Non-selective beta-1, -2-blockers: action

In addition to antiarrhythmic, hypotensive, antihypoxic effects, such drugs have other actions:

• The antithrombotic effect is possible due to the prevention of platelet aggregation.
• Strengthen the contraction of the muscular layer of the uterus, intestines, esophageal sphincter, at the same time relaxing the sphincter of the bladder.
• During childbirth, blood loss is reduced in the woman in labor.
• Increase the tone of the bronchi.
• Reduce intraocular pressure by reducing fluid in the anterior chamber of the eye.
• Reduce the risk of acute heart attack, stroke, development of coronary artery disease.
• Reduce mortality from heart failure.

List of drugs

There are currently no drugs belonging to the pharmacological subgroup of beta-2-adrenergic receptors.

Indications for use

Side effects

Alpha beta blockers

Action

Drugs from this subgroup lower arterial and intraocular pressure, normalize lipid metabolism, i.e. reduce the level of triglycerides, cholesterol, low density lipoproteins, while increasing high density. The hypotensive effect is achieved without changes in renal blood flow and an increase in total peripheral vascular resistance.

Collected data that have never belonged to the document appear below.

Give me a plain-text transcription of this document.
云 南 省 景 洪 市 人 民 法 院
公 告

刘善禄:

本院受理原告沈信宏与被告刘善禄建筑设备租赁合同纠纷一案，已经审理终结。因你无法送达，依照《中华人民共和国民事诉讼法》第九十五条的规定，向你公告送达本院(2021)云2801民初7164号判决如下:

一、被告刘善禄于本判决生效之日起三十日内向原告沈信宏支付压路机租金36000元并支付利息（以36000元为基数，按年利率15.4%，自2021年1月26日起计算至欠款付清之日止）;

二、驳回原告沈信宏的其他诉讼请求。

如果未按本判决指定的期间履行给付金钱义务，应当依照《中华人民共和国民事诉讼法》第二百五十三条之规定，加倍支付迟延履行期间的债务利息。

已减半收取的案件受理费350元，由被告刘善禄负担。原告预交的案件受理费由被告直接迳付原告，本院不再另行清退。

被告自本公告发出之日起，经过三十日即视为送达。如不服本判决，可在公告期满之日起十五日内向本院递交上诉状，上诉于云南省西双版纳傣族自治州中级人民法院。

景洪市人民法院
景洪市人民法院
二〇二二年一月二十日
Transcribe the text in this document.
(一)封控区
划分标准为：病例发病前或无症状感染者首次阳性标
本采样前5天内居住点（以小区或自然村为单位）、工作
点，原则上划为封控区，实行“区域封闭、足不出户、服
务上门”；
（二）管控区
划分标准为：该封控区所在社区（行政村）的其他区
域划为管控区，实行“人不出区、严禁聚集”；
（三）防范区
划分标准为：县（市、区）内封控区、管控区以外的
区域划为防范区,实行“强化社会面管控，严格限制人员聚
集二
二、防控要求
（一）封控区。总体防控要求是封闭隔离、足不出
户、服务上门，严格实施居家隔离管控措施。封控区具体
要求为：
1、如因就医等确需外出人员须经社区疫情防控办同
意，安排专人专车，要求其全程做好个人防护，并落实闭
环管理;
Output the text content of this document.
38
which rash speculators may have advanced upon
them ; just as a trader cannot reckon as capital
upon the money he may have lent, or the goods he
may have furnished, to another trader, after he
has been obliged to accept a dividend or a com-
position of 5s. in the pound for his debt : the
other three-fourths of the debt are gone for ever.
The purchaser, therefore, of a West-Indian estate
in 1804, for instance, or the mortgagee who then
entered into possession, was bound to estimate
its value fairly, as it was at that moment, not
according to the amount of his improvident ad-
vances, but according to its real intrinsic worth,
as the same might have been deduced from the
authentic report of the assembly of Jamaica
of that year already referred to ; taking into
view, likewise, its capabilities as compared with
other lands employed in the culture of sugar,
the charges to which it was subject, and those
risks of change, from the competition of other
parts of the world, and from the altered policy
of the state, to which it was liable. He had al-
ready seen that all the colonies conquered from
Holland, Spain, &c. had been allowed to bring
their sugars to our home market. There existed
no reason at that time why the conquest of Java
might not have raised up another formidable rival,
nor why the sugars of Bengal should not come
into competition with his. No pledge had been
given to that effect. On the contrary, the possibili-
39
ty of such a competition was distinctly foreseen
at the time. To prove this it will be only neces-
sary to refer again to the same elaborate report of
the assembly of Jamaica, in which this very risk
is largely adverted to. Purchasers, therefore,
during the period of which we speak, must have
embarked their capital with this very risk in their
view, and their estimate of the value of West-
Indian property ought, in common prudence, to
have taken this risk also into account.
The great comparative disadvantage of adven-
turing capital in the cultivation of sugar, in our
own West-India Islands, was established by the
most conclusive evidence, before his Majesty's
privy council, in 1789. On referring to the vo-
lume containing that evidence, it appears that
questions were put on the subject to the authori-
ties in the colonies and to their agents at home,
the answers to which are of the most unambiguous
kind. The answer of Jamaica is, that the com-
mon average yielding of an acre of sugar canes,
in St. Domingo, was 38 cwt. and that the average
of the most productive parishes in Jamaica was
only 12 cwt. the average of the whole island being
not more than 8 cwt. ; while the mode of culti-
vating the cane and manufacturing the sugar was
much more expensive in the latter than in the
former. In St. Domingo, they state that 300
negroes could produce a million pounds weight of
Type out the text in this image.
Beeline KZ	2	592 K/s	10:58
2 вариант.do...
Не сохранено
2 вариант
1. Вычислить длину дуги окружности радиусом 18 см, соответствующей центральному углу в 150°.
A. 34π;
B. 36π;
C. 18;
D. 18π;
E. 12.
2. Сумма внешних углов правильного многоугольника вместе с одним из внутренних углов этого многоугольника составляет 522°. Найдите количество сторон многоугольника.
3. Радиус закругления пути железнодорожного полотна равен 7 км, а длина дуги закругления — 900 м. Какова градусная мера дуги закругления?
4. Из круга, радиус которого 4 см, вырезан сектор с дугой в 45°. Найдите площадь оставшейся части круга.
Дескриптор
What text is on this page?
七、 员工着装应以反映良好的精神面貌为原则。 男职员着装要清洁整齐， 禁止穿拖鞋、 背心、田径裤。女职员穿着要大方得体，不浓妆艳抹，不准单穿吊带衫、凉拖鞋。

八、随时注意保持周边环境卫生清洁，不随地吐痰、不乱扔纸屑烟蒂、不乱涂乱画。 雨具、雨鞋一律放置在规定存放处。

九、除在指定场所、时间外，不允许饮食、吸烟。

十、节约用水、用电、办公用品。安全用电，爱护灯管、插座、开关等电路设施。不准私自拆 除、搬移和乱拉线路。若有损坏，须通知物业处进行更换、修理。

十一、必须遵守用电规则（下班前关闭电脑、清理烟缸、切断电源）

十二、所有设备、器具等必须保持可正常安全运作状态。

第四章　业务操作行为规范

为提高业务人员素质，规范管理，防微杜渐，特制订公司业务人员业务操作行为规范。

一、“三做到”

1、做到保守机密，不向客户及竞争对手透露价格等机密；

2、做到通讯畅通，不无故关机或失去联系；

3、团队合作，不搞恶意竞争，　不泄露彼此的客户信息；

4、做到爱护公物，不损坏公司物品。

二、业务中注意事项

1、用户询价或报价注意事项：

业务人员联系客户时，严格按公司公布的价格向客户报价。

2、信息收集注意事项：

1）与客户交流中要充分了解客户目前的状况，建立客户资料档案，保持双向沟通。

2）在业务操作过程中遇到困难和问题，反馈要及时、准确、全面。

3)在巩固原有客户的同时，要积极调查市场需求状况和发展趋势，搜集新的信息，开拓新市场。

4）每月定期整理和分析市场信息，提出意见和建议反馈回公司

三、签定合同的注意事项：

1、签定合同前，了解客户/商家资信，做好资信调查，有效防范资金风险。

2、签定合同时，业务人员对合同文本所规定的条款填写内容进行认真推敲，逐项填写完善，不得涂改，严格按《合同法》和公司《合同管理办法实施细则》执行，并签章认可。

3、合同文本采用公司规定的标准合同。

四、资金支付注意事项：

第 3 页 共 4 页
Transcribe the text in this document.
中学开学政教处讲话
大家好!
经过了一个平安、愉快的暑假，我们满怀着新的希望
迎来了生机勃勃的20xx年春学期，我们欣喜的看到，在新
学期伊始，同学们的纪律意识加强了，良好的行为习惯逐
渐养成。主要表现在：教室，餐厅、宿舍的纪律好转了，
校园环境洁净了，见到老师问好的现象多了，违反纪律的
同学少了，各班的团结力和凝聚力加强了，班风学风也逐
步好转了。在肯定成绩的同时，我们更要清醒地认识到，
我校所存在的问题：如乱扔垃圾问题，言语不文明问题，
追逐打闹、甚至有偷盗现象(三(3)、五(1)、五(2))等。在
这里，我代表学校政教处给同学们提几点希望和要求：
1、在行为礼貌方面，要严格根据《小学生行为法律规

When they are taken, the adaptation of the heart to physical and psycho-emotional stress increases, the contractile function of the heart muscle improves. This leads to a decrease in the size of the heart, normalization of the rhythm, relief from heart disease or congestive insufficiency. If IHD is diagnosed, then the frequency of its attacks against the background of taking alpha-beta-blockers decreases.

List of medicines

1. Carvedilol.
2. Butylmethyloxadiazole.
3. Labetalol.

Contraindications

You can not take adrenoblockers from this subgroup for the same pathologies as described above, supplementing them obstructive disease lungs, diabetes mellitus (type I), peptic ulcer stomach and duodenum 12.